2.2: The desired measurement from any IoT system (e.g. pedestrian counts) should be collected and categorized as efficiently as possible, using as few steps and/or manipulations as necessary.
2.3: IoT data should be collected and stored according to open standards, contain relevant contextual metadata, be exposed through open, standards-based application program interfaces (APIs), and be provided with software development kits (SDKs) where applicable so it can be easily shared or combined with other data sets.
2.4: IoT data should be archived in a federated way and made accessible throughout the City through a central portal (e.g. the City’s open data portal) or a catalogue of documented open APIs unless restricted by existing laws or regulations and/or doing so would compromise privacy or public safety. Data from other systems not operated by the City, such as from a private sector partner or from crowdsourcing, that could provide public benefit can also be provided in this form with the source documented accordingly.
2.5: The City recognizes the use of distinct and sometimes conflicting non-proprietary international, national, or industry standards for data and technology interfaces. In cases where standards conflict, the one that most closely aligns to the use case will be selected.

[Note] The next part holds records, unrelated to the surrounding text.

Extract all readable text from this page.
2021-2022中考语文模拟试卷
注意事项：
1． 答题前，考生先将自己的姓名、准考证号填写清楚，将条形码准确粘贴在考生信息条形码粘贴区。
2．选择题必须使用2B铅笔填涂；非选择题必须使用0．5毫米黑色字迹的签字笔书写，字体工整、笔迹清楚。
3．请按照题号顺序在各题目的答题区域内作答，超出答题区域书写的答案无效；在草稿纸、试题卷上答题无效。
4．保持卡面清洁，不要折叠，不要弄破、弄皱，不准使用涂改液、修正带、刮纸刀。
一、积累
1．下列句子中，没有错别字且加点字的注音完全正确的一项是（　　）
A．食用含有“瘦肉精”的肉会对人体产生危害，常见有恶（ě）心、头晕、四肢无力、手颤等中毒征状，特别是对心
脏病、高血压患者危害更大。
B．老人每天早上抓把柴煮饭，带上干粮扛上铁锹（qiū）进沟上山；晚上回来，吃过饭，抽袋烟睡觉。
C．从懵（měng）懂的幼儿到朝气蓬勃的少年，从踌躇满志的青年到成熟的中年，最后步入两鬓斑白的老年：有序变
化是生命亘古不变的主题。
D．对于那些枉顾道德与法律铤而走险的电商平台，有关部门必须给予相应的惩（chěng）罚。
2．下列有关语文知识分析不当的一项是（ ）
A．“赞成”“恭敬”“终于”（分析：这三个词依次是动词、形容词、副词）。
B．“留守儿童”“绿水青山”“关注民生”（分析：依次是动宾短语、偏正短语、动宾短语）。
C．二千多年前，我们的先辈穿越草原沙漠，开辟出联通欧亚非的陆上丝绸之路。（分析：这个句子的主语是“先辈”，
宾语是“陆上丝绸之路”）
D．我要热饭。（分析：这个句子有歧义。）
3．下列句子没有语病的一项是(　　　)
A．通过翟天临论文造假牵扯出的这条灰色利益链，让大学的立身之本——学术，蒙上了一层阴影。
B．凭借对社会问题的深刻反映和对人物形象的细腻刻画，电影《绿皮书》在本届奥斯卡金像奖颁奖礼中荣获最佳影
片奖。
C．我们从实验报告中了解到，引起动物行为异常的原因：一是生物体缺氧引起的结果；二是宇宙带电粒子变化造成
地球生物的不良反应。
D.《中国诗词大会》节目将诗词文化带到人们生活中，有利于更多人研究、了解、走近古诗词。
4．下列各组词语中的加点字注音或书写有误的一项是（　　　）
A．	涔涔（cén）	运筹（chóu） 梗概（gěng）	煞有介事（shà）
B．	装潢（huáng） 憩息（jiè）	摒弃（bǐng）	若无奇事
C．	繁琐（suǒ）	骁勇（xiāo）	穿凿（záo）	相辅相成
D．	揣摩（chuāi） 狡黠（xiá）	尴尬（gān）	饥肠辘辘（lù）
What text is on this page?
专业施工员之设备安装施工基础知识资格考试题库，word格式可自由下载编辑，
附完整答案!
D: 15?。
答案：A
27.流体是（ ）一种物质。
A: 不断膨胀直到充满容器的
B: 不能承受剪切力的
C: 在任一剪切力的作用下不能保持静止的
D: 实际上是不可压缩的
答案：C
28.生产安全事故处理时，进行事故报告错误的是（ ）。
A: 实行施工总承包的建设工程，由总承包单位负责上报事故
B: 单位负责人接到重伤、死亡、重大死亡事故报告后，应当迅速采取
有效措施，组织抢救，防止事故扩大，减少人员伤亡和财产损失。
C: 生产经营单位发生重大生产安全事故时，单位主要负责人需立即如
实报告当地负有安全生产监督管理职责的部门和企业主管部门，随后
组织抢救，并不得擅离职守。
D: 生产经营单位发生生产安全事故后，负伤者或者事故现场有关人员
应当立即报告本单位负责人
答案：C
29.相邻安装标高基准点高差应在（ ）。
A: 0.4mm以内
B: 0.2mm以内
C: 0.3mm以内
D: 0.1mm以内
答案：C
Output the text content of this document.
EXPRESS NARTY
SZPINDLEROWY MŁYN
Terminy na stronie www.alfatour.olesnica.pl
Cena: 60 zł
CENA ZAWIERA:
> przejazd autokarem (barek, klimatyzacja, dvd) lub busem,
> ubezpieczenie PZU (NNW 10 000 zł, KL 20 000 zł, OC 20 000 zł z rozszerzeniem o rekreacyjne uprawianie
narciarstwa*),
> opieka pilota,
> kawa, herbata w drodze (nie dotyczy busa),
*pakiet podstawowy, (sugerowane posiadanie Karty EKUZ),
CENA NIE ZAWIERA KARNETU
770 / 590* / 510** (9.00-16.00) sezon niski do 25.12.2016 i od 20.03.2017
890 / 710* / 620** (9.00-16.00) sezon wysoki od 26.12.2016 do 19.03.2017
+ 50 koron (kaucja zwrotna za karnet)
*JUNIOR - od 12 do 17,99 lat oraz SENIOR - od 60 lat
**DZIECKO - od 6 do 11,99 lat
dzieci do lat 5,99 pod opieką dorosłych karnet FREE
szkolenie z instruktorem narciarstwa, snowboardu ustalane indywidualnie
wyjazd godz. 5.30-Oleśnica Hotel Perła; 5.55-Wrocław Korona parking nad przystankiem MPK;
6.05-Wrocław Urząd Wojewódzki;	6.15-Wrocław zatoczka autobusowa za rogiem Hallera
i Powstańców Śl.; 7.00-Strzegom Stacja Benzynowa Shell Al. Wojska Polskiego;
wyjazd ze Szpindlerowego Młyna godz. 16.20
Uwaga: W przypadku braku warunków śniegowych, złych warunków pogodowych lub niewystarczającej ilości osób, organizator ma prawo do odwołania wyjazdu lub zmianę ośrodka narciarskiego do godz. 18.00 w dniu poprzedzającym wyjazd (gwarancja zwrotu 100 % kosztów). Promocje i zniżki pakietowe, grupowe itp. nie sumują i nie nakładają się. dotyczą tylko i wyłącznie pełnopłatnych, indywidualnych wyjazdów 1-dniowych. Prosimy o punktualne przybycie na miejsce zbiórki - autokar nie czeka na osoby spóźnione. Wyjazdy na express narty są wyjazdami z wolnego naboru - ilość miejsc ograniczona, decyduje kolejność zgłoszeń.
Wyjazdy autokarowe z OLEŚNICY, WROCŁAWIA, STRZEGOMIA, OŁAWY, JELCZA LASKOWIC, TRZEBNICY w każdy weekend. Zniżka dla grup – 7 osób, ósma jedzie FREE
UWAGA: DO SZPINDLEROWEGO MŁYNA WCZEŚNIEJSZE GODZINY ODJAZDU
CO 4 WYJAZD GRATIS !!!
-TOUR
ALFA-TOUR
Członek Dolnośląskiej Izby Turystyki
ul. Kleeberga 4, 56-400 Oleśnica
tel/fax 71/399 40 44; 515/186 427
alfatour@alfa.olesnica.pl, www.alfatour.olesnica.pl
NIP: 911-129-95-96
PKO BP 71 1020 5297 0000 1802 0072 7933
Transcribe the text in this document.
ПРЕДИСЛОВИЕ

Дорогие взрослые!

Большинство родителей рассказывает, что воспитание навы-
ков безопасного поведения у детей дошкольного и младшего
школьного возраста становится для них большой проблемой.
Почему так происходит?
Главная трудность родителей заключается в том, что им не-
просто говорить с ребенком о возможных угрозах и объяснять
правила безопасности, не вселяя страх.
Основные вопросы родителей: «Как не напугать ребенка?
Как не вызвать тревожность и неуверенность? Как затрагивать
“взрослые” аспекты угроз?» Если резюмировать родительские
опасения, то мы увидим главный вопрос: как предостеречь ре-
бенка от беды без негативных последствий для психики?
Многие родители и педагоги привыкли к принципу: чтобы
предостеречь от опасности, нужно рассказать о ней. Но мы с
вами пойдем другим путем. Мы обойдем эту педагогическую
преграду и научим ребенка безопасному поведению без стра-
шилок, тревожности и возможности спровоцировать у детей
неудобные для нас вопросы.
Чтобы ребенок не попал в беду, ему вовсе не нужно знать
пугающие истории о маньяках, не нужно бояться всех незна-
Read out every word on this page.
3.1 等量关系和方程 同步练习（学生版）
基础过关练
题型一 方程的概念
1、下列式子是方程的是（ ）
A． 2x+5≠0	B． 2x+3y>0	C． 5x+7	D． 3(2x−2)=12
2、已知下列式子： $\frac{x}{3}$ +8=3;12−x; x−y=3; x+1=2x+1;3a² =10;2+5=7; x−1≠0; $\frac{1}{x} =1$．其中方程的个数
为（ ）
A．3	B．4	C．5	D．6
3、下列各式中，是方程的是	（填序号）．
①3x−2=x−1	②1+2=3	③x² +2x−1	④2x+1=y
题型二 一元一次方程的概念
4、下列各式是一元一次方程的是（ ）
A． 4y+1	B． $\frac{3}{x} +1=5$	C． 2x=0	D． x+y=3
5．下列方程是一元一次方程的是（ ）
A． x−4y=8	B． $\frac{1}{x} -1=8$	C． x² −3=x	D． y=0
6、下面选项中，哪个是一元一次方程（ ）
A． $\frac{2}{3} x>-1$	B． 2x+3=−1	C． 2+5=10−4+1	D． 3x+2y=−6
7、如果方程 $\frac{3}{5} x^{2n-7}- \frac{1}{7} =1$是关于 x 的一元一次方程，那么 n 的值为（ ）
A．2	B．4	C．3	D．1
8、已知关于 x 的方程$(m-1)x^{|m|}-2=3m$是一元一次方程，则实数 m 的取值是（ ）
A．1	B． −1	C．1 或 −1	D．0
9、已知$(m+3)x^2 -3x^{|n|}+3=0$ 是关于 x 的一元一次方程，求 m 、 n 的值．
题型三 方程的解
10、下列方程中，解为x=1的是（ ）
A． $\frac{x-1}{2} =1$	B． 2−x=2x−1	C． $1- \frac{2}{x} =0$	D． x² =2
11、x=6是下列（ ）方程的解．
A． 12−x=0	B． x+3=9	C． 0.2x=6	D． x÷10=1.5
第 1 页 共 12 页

2.6: Each IoT device data set (e.g. temperature) should be validated and verified (e.g. through redundancy in data collection and/or historical data) and the resulting master copy clearly labeled before it is used, aggregated and/or released. Data should be versioned so that any updated data can be distinguished from the original and/or master copy. The retention and disposal policies for the master copy should be explicitly defined.
2.7: IoT data should be both audited and continuously monitored for accuracy and validity. This process should be automated where possible.
2.8: All data sets (e.g. 311 service requests) should be checked for geographic, social or system-driven bias (e.g. geographic differences in civic engagement) and other quality problems. Any biasing factors should be recorded and provided with the data set and corrected where possible.